Sharon Eustice, who steps down as chair of the Association for Continence Advice at their annual conference next week, looks at the challenges facing continence services
These are exciting yet challenging times for continence services, given the thrust and aim of the Department of Health’s (2009)Transforming Community Services guidance. It sets out a range of initiatives, such as training in clinical skills and leadership, which are designed to increase quality of care. The guidance highlights the vital role nurses and therapists play in the delivery of high-quality services. But with the restructuring of services high on the agenda, influencing their future delivery requires involvement and an understanding of the latest policies.
At the same time, continence care has been identified as one of three high-volume work areas, along with wound care and stroke care, that will be highlighted as part of the Productive Community Hospital programme organised by the NHS Institute for Innovation and Improvement. The programme aims to produce evidence-based pathways that will improve quality and patient outcomes. This is good for continence specialists, who can now grasp the opportunity to inspire service improvements and policy direction.

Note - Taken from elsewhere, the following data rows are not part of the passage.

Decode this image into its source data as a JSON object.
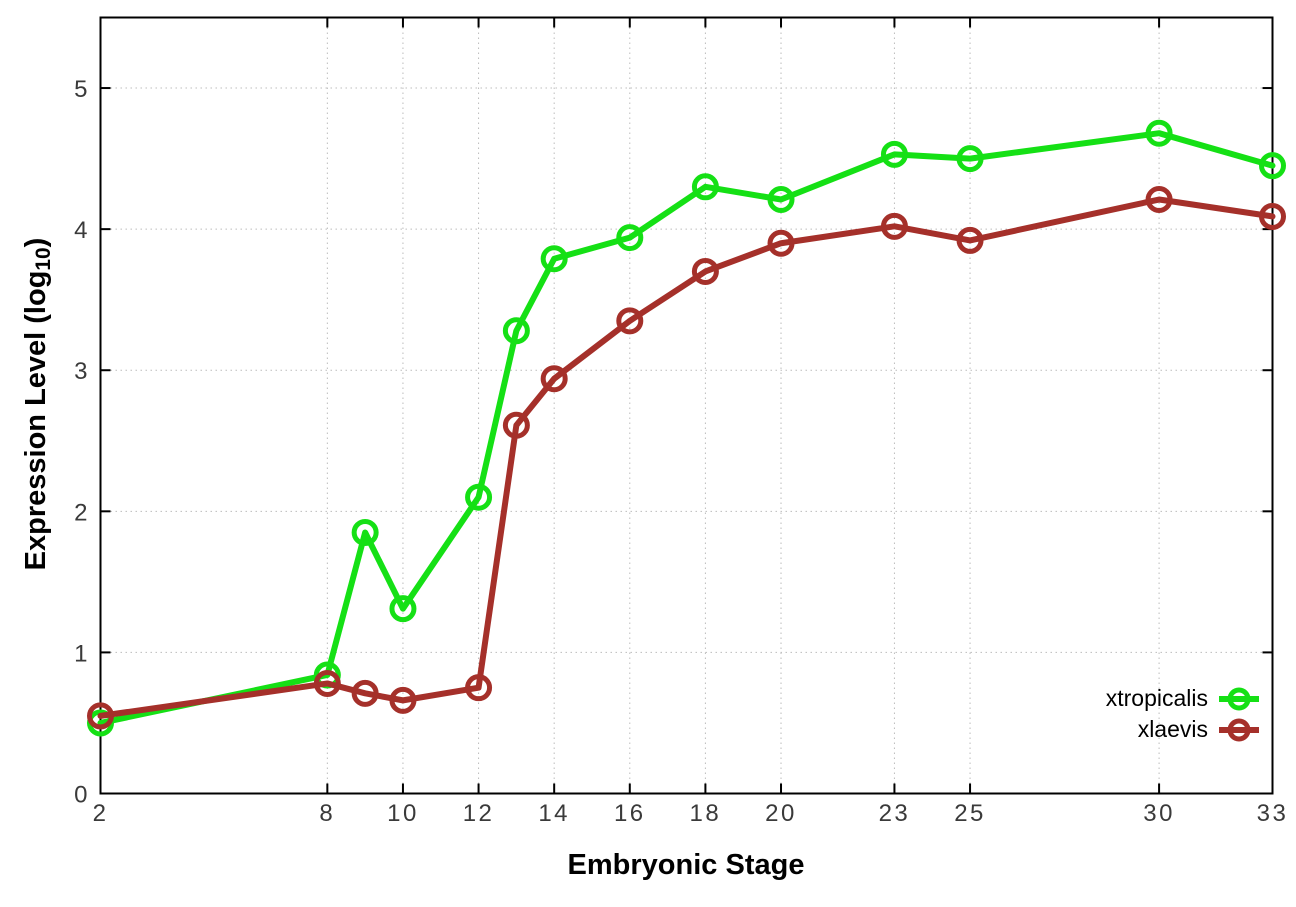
{
  "page": {
    "background": "#ffffff"
  },
  "chart_data": {
    "type": "line",
    "title": "",
    "xlabel": "Embryonic Stage",
    "ylabel": "Expression Level (log10)",
    "ylabel_parts": {
      "pre": "Expression Level (log",
      "sub": "10",
      "post": ")"
    },
    "x": [
      2,
      8,
      9,
      10,
      12,
      13,
      14,
      16,
      18,
      20,
      23,
      25,
      30,
      33
    ],
    "series": [
      {
        "name": "xtropicalis",
        "color": "#15e015",
        "values": [
          0.5,
          0.84,
          1.85,
          1.31,
          2.1,
          3.28,
          3.79,
          3.94,
          4.3,
          4.21,
          4.53,
          4.5,
          4.68,
          4.45
        ]
      },
      {
        "name": "xlaevis",
        "color": "#a5302a",
        "values": [
          0.55,
          0.78,
          0.71,
          0.66,
          0.75,
          2.61,
          2.94,
          3.35,
          3.7,
          3.9,
          4.02,
          3.92,
          4.21,
          4.09
        ]
      }
    ],
    "x_ticks": [
      2,
      8,
      10,
      12,
      14,
      16,
      18,
      20,
      23,
      25,
      30,
      33
    ],
    "y_ticks": [
      0,
      1,
      2,
      3,
      4,
      5
    ],
    "xlim": [
      2,
      33
    ],
    "ylim": [
      0,
      5.5
    ],
    "grid": true,
    "grid_color": "#bcbcbc",
    "axis_color": "#000000",
    "tick_label_color": "#3a3a3a",
    "legend_position": "bottom-right",
    "marker": "open-circle"
  }
}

Over the years, the Association for Continence Advice has been getting smarter at what it does. For example, its website and newsletter are testimony to the dedication of all those who have invested in building a better infrastructure. Building networks and collaborating with like-minded organisations is important in today’s economic climate, and a joint educational event with UKCS (UK Continence Society) last month illustrated this principle and emphasised the need to work in partnership during these challenging times.
In supporting continence specialists, I am delighted that the ACA has contributed to raising government awareness of incontinence. For example, it was integral to the launch in January this year of the All Party Parliamentary Group on continence, chaired by Baroness Greengross.
Part of the ACA business plan is to position itself on the political radar. For example, it has recently contributed to the Care Quality Commission consultation and requested a special review of continence services.
I believe there is no better time for continence services and its leaders to link into the strategic goals of organisations with vigour and enthusiasm.
Sharon Eustice, MSc, DN Cert, Bphil, RN, is nurse consultant for continence, Cornwall & Isles of Scilly PCT
Department of Health (2009) Transforming Community Services: Enabling New Patterns of Provision. London: DH.